No século XX o colonialismo clássico tornou-se ineficaz, caro e mesmo por vezes insustentável. O mundo bipolar da segunda metade do século instigava e patrocinava a revolta dos povos colonizados, e alguns dos colonizadores de espírito mais arguto e de maior capacidade de antever o futuro, como os ingleses, viram nessa perda de domínio direto das colónias não um problema, mas antes uma oportunidade. Podiam perder o domínio político, administrativo e militar das suas antigas colónias, mas desde que mantivessem inalterada a relação económica e o controlo do rumo político das elites locais, essa mudança até poderia ser vantajosa. Percebeu-se que por esse processo seria possível vir a dominar muitos outros povos, mesmo que antes não tivessem sido colónias.
Para conseguir esse controlo subtil investiram na promoção da sua língua e cultura, procurando atrair para elas os povos que queriam dominar, e muito especialmente as suas elites. Estimularam e patrocinaram a ida de jovens quadros dos países mais pobres para as escolas e universidades do Reino Unido, e difundiram até ao limite os padrões estéticos e culturais do mundo anglófono. Era preciso que os jovens dos países mais pobres se embebessem na cultura dos países de língua inglesa, que fossem falantes dessa língua, e que esses "dons" fossem tomados, não como evidência de traição aos povos nacionais, mas antes como elemento de prestígio potenciador da ascensão social e económica. Outras nações europeias com passado colonial tentaram com menor sucesso a mesma receita. Portugal, no seu duplo estatuto de colonialista, mas também de dominado por potências maiores, teve nessa matéria um desempenho medíocre.
A receita inglesa funcionou tão bem que permitiu o controlo geral das suas antigas colónias, a exploração dos seus recursos naturais, da sua mão-de-obra e dos seus mercados.
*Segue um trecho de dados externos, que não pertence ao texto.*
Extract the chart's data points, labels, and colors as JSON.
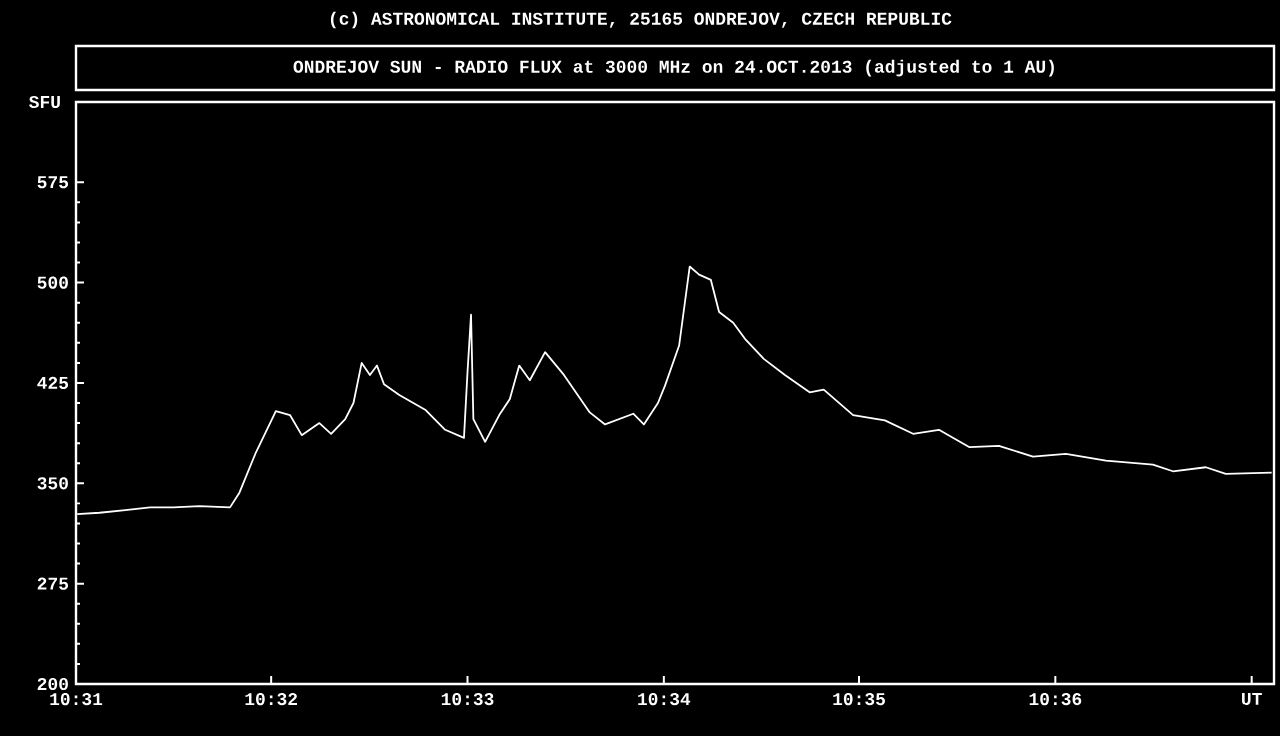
{
  "chart_data": {
    "type": "line",
    "title": "ONDREJOV SUN - RADIO FLUX at 3000 MHz on 24.OCT.2013 (adjusted to 1 AU)",
    "ylabel": "SFU",
    "annotations": [
      "(c) ASTRONOMICAL INSTITUTE, 25165 ONDREJOV, CZECH REPUBLIC"
    ],
    "x": [
      10.5168,
      10.5187,
      10.5209,
      10.523,
      10.525,
      10.5272,
      10.5298,
      10.5306,
      10.532,
      10.5337,
      10.5349,
      10.5359,
      10.5374,
      10.5384,
      10.5396,
      10.5403,
      10.541,
      10.5417,
      10.5423,
      10.5429,
      10.5442,
      10.5464,
      10.5481,
      10.5497,
      10.55,
      10.5503,
      10.5505,
      10.5515,
      10.5527,
      10.5536,
      10.5544,
      10.5553,
      10.5566,
      10.5582,
      10.5604,
      10.5617,
      10.5641,
      10.565,
      10.5662,
      10.5668,
      10.568,
      10.5689,
      10.5697,
      10.5707,
      10.5714,
      10.5726,
      10.5736,
      10.5752,
      10.577,
      10.5791,
      10.5803,
      10.5828,
      10.5855,
      10.5879,
      10.5901,
      10.5927,
      10.5952,
      10.5981,
      10.6009,
      10.6043,
      10.6083,
      10.61,
      10.6128,
      10.6145,
      10.6184
    ],
    "series": [
      {
        "color": "#ffffff",
        "values": [
          327,
          328,
          330,
          332,
          332,
          333,
          332,
          343,
          373,
          404,
          401,
          386,
          395,
          387,
          398,
          410,
          440,
          431,
          438,
          424,
          416,
          405,
          390,
          384,
          433,
          476,
          398,
          381,
          401,
          413,
          438,
          427,
          448,
          431,
          403,
          394,
          402,
          394,
          410,
          423,
          453,
          512,
          506,
          502,
          478,
          470,
          458,
          443,
          431,
          418,
          420,
          401,
          397,
          387,
          390,
          377,
          378,
          370,
          372,
          367,
          364,
          359,
          362,
          357,
          358
        ]
      }
    ],
    "xlim": [
      10.5167,
      10.6186
    ],
    "ylim": [
      200,
      635
    ],
    "xticks": [
      {
        "value": 10.5167,
        "label": "10:31"
      },
      {
        "value": 10.5333,
        "label": "10:32"
      },
      {
        "value": 10.55,
        "label": "10:33"
      },
      {
        "value": 10.5667,
        "label": "10:34"
      },
      {
        "value": 10.5833,
        "label": "10:35"
      },
      {
        "value": 10.6,
        "label": "10:36"
      },
      {
        "value": 10.6167,
        "label": "UT"
      }
    ],
    "yticks": [
      200,
      275,
      350,
      425,
      500,
      575
    ],
    "grid": false,
    "marker": "none",
    "line_style": "solid"
  }
}
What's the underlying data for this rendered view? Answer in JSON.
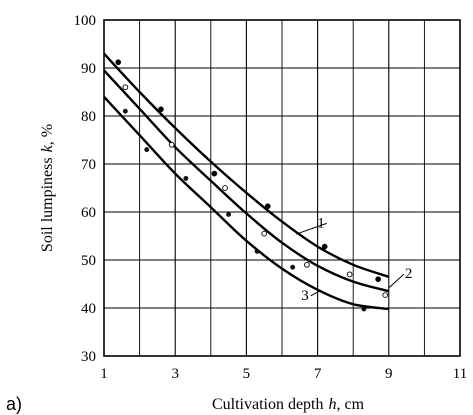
{
  "chart_data": {
    "type": "scatter",
    "panel_label": "a)",
    "xlabel_prefix": "Cultivation depth",
    "xlabel_var": "h",
    "xlabel_unit": ", cm",
    "ylabel_prefix": "Soil lumpiness",
    "ylabel_var": "k",
    "ylabel_unit": ", %",
    "xlim": [
      1,
      11
    ],
    "ylim": [
      30,
      100
    ],
    "x_ticks": [
      "1",
      "3",
      "5",
      "7",
      "9",
      "11"
    ],
    "y_ticks": [
      "30",
      "40",
      "50",
      "60",
      "70",
      "80",
      "90",
      "100"
    ],
    "x_tick_values": [
      1,
      3,
      5,
      7,
      9,
      11
    ],
    "y_tick_values": [
      30,
      40,
      50,
      60,
      70,
      80,
      90,
      100
    ],
    "grid": true,
    "series": [
      {
        "name": "1",
        "marker": "filled",
        "points": [
          [
            1.4,
            91.2
          ],
          [
            2.6,
            81.4
          ],
          [
            4.1,
            68
          ],
          [
            5.6,
            61.2
          ],
          [
            7.2,
            52.8
          ],
          [
            8.7,
            46
          ]
        ],
        "curve": [
          [
            1.0,
            93
          ],
          [
            2.0,
            85
          ],
          [
            3.0,
            77.5
          ],
          [
            4.0,
            70.5
          ],
          [
            5.0,
            64
          ],
          [
            6.0,
            58
          ],
          [
            7.0,
            52.8
          ],
          [
            8.0,
            49
          ],
          [
            9.0,
            46.5
          ]
        ]
      },
      {
        "name": "2",
        "marker": "open",
        "points": [
          [
            1.6,
            86
          ],
          [
            2.9,
            74
          ],
          [
            4.4,
            65
          ],
          [
            5.5,
            55.5
          ],
          [
            6.7,
            49
          ],
          [
            7.9,
            47
          ],
          [
            8.9,
            42.7
          ]
        ],
        "curve": [
          [
            1.0,
            89.5
          ],
          [
            2.0,
            81.5
          ],
          [
            3.0,
            73.5
          ],
          [
            4.0,
            66.5
          ],
          [
            5.0,
            59.7
          ],
          [
            6.0,
            53.6
          ],
          [
            7.0,
            48.8
          ],
          [
            8.0,
            45.5
          ],
          [
            9.0,
            43.5
          ]
        ]
      },
      {
        "name": "3",
        "marker": "small-filled",
        "points": [
          [
            1.6,
            81
          ],
          [
            2.2,
            73
          ],
          [
            3.3,
            67
          ],
          [
            4.5,
            59.5
          ],
          [
            5.3,
            51.8
          ],
          [
            6.3,
            48.5
          ],
          [
            8.3,
            39.8
          ]
        ],
        "curve": [
          [
            1.0,
            84
          ],
          [
            2.0,
            76
          ],
          [
            3.0,
            68
          ],
          [
            4.0,
            61
          ],
          [
            5.0,
            54
          ],
          [
            6.0,
            48.2
          ],
          [
            7.0,
            43.8
          ],
          [
            8.0,
            40.8
          ],
          [
            9.0,
            39.8
          ]
        ]
      }
    ]
  }
}
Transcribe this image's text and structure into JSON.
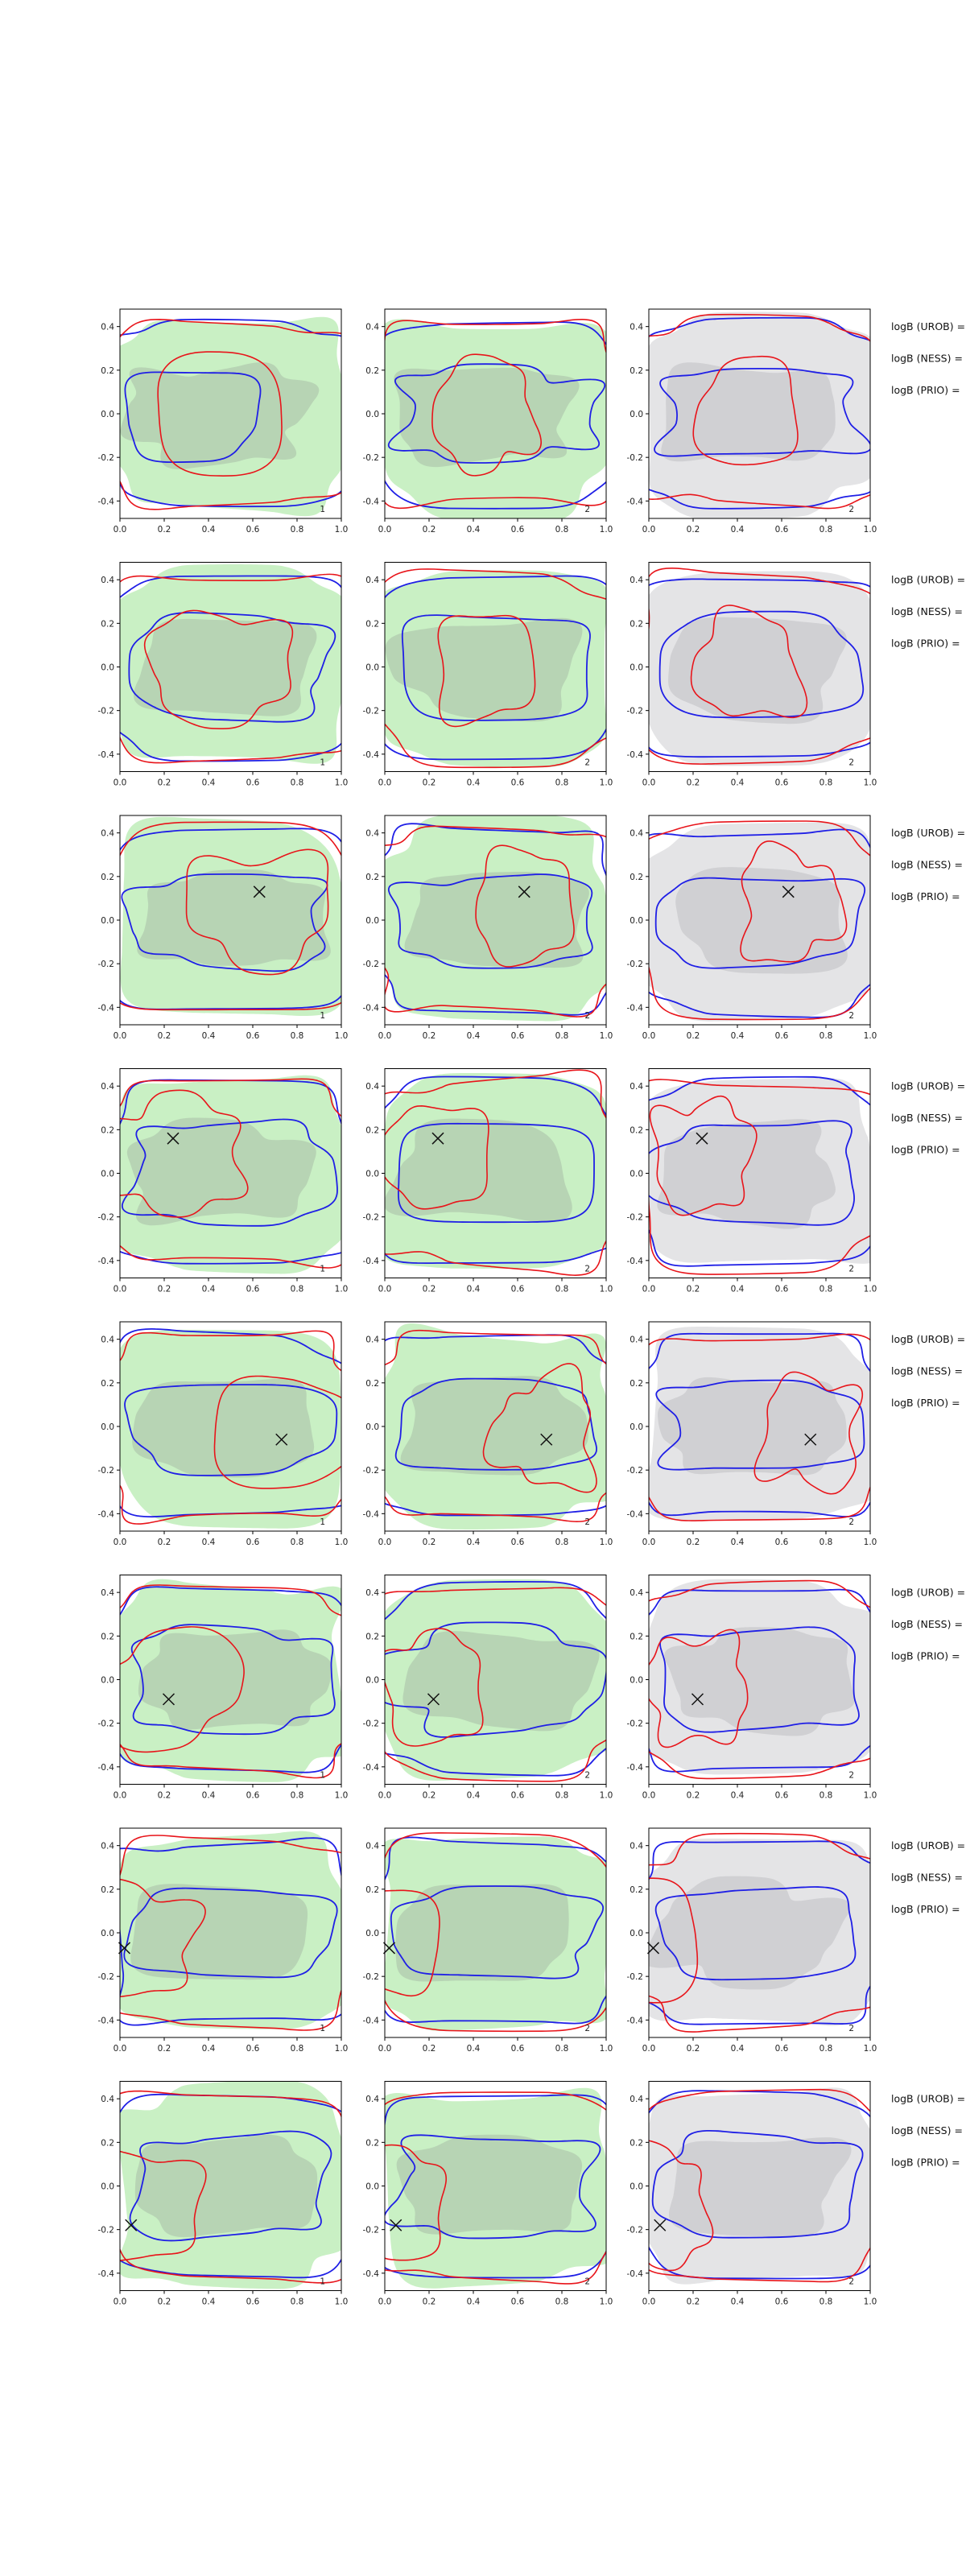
{
  "chart_data": {
    "type": "contour",
    "layout": {
      "rows": 8,
      "cols": 3
    },
    "xlim": [
      0.0,
      1.0
    ],
    "ylim": [
      -0.48,
      0.48
    ],
    "x_ticks": [
      "0.0",
      "0.2",
      "0.4",
      "0.6",
      "0.8",
      "1.0"
    ],
    "y_ticks": [
      "0.4",
      "0.2",
      "0.0",
      "-0.2",
      "-0.4"
    ],
    "colors": {
      "blue_contour": "#1f1fe6",
      "red_contour": "#e8141a",
      "green_fill": "#c9f0c4",
      "green_inner_fill": "#b4cfb1",
      "grey_fill": "#e4e4e6",
      "grey_inner_fill": "#cdcdcf",
      "marker": "#111111"
    },
    "panel_labels": [
      "1",
      "2",
      "2"
    ],
    "side_labels": [
      "logB (UROB) =",
      "logB (NESS) =",
      "logB (PRIO) ="
    ],
    "rows": [
      {
        "marker": null
      },
      {
        "marker": null
      },
      {
        "marker": {
          "x": 0.63,
          "y": 0.13
        }
      },
      {
        "marker": {
          "x": 0.24,
          "y": 0.16
        }
      },
      {
        "marker": {
          "x": 0.73,
          "y": -0.06
        }
      },
      {
        "marker": {
          "x": 0.22,
          "y": -0.09
        }
      },
      {
        "marker": {
          "x": 0.02,
          "y": -0.07
        }
      },
      {
        "marker": {
          "x": 0.05,
          "y": -0.18
        }
      }
    ]
  }
}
Como se percebeu que o destino dos povos podia ser condicionado através do controlo da sua cultura, da língua e da informação que lhes chegava, alargou-se essa forma de dominação a países que não eram colónias, mas cujas elites eram permeáveis à troca dos valores e interesses nacionais pelos de outros países. Foi assim que, neste enorme tabuleiro de xadrez que é a geopolítica mundial, triunfou uma nova forma de conseguir o domínio dos povos e dos seus recursos: quando os povos começaram a preferir ouvir música e ver filmes numa língua que não a sua, e quando se sentiram inferiores aos estrangeiros em vez de sentirem o orgulho na sua diferença, na sua liberdade e independência, estavam realmente controlados, ainda que sem se aperceberem disso.
Menos agora, que a crise de 2008 abriu os olhos a muita gente, mas ainda hoje falta a alguns de nós o amor-próprio que nos faça sentir, pelo menos, tão bons como qualquer outro povo do mundo. No entanto, para muitos de nós, a submissão aos interesses dos estrangeiros, a entrega dos nossos recursos fundamentais às empresas dos outros, a forma ostensiva com que governantes de outros países decidem sobre os nossos assuntos, tornam-se cada vez mais inaceitáveis e sentimos que precisamos de governos que governem na defesa dos portugueses, sem hostilizar ninguém, mas também sem viver na obediência aos interesses dos outros.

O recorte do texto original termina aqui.